Member of the Wyoming House of Representatives from the 10th district
- In office 1993 – 2011
- Preceded by: Constituency established
- Succeeded by: John Eklund Jr.

Personal details
- Born: July 9, 1931 (age 95) Kimball, Nebraska, U.S.
- Party: Republican
- Spouse: Dorothy (Dot) Peterson Anderson 1954-1996, Bonnie Elliott Peterson Anderson 1996- present
- Children: Debbie Peterson Anderson (step), Jerri Anderson Cornils, Jim Anderson, and Linda Anderson Teeters.
- Profession: Politician, farmer/rancher

= Rodney Anderson (Wyoming politician) =

American politician (born 1931)

Rodney "Pete" Anderson (born July 9, 1931) is an American politician. He served as a Republican member of the Wyoming House of Representatives, representing the 10th district.

==Biography==
Anderson was born in Kimball, Nebraska. He attended Bethel College from 1949 to 1950, John Brown University from 1950 to 1951, and the University of Wyoming from 1951 to 1953. He worked as a farmer/rancher, and served in the 82nd Airborne Division from 1953 to 1955.

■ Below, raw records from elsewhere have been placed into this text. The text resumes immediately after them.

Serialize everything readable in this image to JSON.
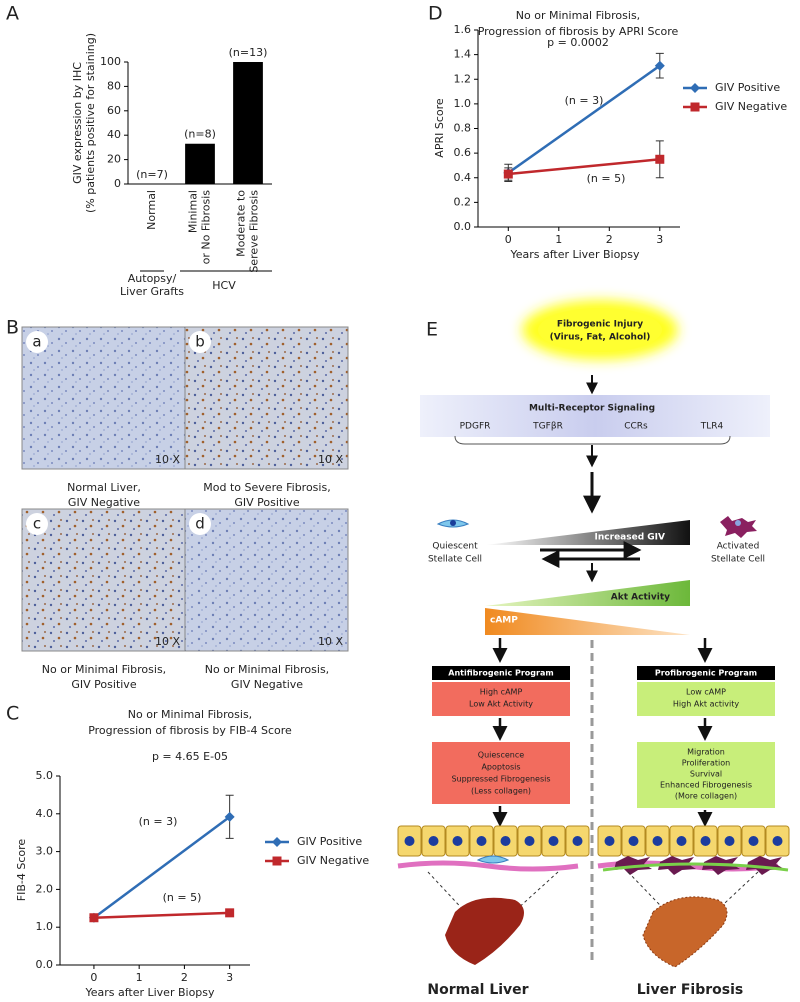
{
  "panel_letters": [
    "A",
    "B",
    "C",
    "D",
    "E"
  ],
  "chart_data": [
    {
      "type": "bar",
      "ylabel": [
        "GIV expression by IHC",
        "(% patients positive for staining)"
      ],
      "categories": [
        [
          "Normal"
        ],
        [
          "Minimal",
          "or No Fibrosis"
        ],
        [
          "Moderate to",
          "Sereve Fibrosis"
        ]
      ],
      "values": [
        0,
        33,
        100
      ],
      "color": "#000000",
      "annotations": [
        "(n=7)",
        "(n=8)",
        "(n=13)"
      ],
      "group_labels": [
        [
          "Autopsy/",
          "Liver Grafts"
        ],
        [
          "HCV"
        ]
      ],
      "ylim": [
        0,
        100
      ],
      "yticks": [
        0,
        20,
        40,
        60,
        80,
        100
      ]
    },
    {
      "type": "line",
      "title": [
        "No or Minimal Fibrosis,",
        "Progression of fibrosis by FIB-4 Score"
      ],
      "annotations": [
        "p = 4.65 E-05",
        "(n = 3)",
        "(n = 5)"
      ],
      "xlabel": "Years after Liver Biopsy",
      "ylabel": "FIB-4 Score",
      "x": [
        0,
        3
      ],
      "series": [
        {
          "name": "GIV Positive",
          "color": "#2f6db5",
          "marker": "diamond",
          "values": [
            1.25,
            3.92
          ],
          "errors": [
            0.1,
            0.57
          ]
        },
        {
          "name": "GIV Negative",
          "color": "#c0282c",
          "marker": "square",
          "values": [
            1.25,
            1.38
          ],
          "errors": [
            0.05,
            0.04
          ]
        }
      ],
      "xlim": [
        -0.75,
        3.45
      ],
      "xticks": [
        0,
        1,
        2,
        3
      ],
      "ylim": [
        0,
        5
      ],
      "yticks": [
        {
          "value": 0,
          "label": "0.0"
        },
        {
          "value": 1,
          "label": "1.0"
        },
        {
          "value": 2,
          "label": "2.0"
        },
        {
          "value": 3,
          "label": "3.0"
        },
        {
          "value": 4,
          "label": "4.0"
        },
        {
          "value": 5,
          "label": "5.0"
        }
      ],
      "legend": "right"
    },
    {
      "type": "line",
      "title": [
        "No or Minimal Fibrosis,",
        "Progression of fibrosis by APRI Score"
      ],
      "annotations": [
        "p = 0.0002",
        "(n = 3)",
        "(n = 5)"
      ],
      "xlabel": "Years after Liver Biopsy",
      "ylabel": "APRI Score",
      "x": [
        0,
        3
      ],
      "series": [
        {
          "name": "GIV Positive",
          "color": "#2f6db5",
          "marker": "diamond",
          "values": [
            0.44,
            1.31
          ],
          "errors": [
            0.07,
            0.1
          ]
        },
        {
          "name": "GIV Negative",
          "color": "#c0282c",
          "marker": "square",
          "values": [
            0.43,
            0.55
          ],
          "errors": [
            0.05,
            0.15
          ]
        }
      ],
      "xlim": [
        -0.6,
        3.4
      ],
      "xticks": [
        0,
        1,
        2,
        3
      ],
      "ylim": [
        0,
        1.6
      ],
      "yticks": [
        {
          "value": 0,
          "label": "0.0"
        },
        {
          "value": 0.2,
          "label": "0.2"
        },
        {
          "value": 0.4,
          "label": "0.4"
        },
        {
          "value": 0.6,
          "label": "0.6"
        },
        {
          "value": 0.8,
          "label": "0.8"
        },
        {
          "value": 1,
          "label": "1.0"
        },
        {
          "value": 1.2,
          "label": "1.2"
        },
        {
          "value": 1.4,
          "label": "1.4"
        },
        {
          "value": 1.6,
          "label": "1.6"
        }
      ],
      "legend": "right"
    }
  ],
  "micrographs": [
    {
      "letter": "a",
      "magnification": "10 X",
      "caption": [
        "Normal Liver,",
        "GIV Negative"
      ]
    },
    {
      "letter": "b",
      "magnification": "10 X",
      "caption": [
        "Mod to Severe Fibrosis,",
        "GIV Positive"
      ]
    },
    {
      "letter": "c",
      "magnification": "10 X",
      "caption": [
        "No or Minimal Fibrosis,",
        "GIV Positive"
      ]
    },
    {
      "letter": "d",
      "magnification": "10 X",
      "caption": [
        "No or Minimal Fibrosis,",
        "GIV Negative"
      ]
    }
  ],
  "diagram": {
    "injury": [
      "Fibrogenic Injury",
      "(Virus, Fat, Alcohol)"
    ],
    "signaling": {
      "title": "Multi-Receptor Signaling",
      "receptors": [
        "PDGFR",
        "TGFβR",
        "CCRs",
        "TLR4"
      ]
    },
    "giv": "Increased GIV",
    "quiescent": [
      "Quiescent",
      "Stellate Cell"
    ],
    "activated": [
      "Activated",
      "Stellate Cell"
    ],
    "akt": "Akt Activity",
    "camp": "cAMP",
    "left": {
      "header": "Antifibrogenic Program",
      "state": [
        "High cAMP",
        "Low Akt Activity"
      ],
      "outcome": [
        "Quiescence",
        "Apoptosis",
        "Suppressed Fibrogenesis",
        "(Less collagen)"
      ],
      "footer": "Normal Liver"
    },
    "right": {
      "header": "Profibrogenic Program",
      "state": [
        "Low cAMP",
        "High Akt activity"
      ],
      "outcome": [
        "Migration",
        "Proliferation",
        "Survival",
        "Enhanced Fibrogenesis",
        "(More collagen)"
      ],
      "footer": "Liver Fibrosis"
    }
  }
}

Anderson was the President of Anderson Livestock from 1965 to 1996, and President of D.R.W. Incorporated from 1970 to 2004. He was a member of the Wyoming House of Representatives from 1993 to 2010. He served as Majority Whip in the State House from 2001 to 2002. He served as Chairman of the Revenue Committee and Select Water Committee.

Anderson and his wife reside in Pine Bluffs, Wyoming.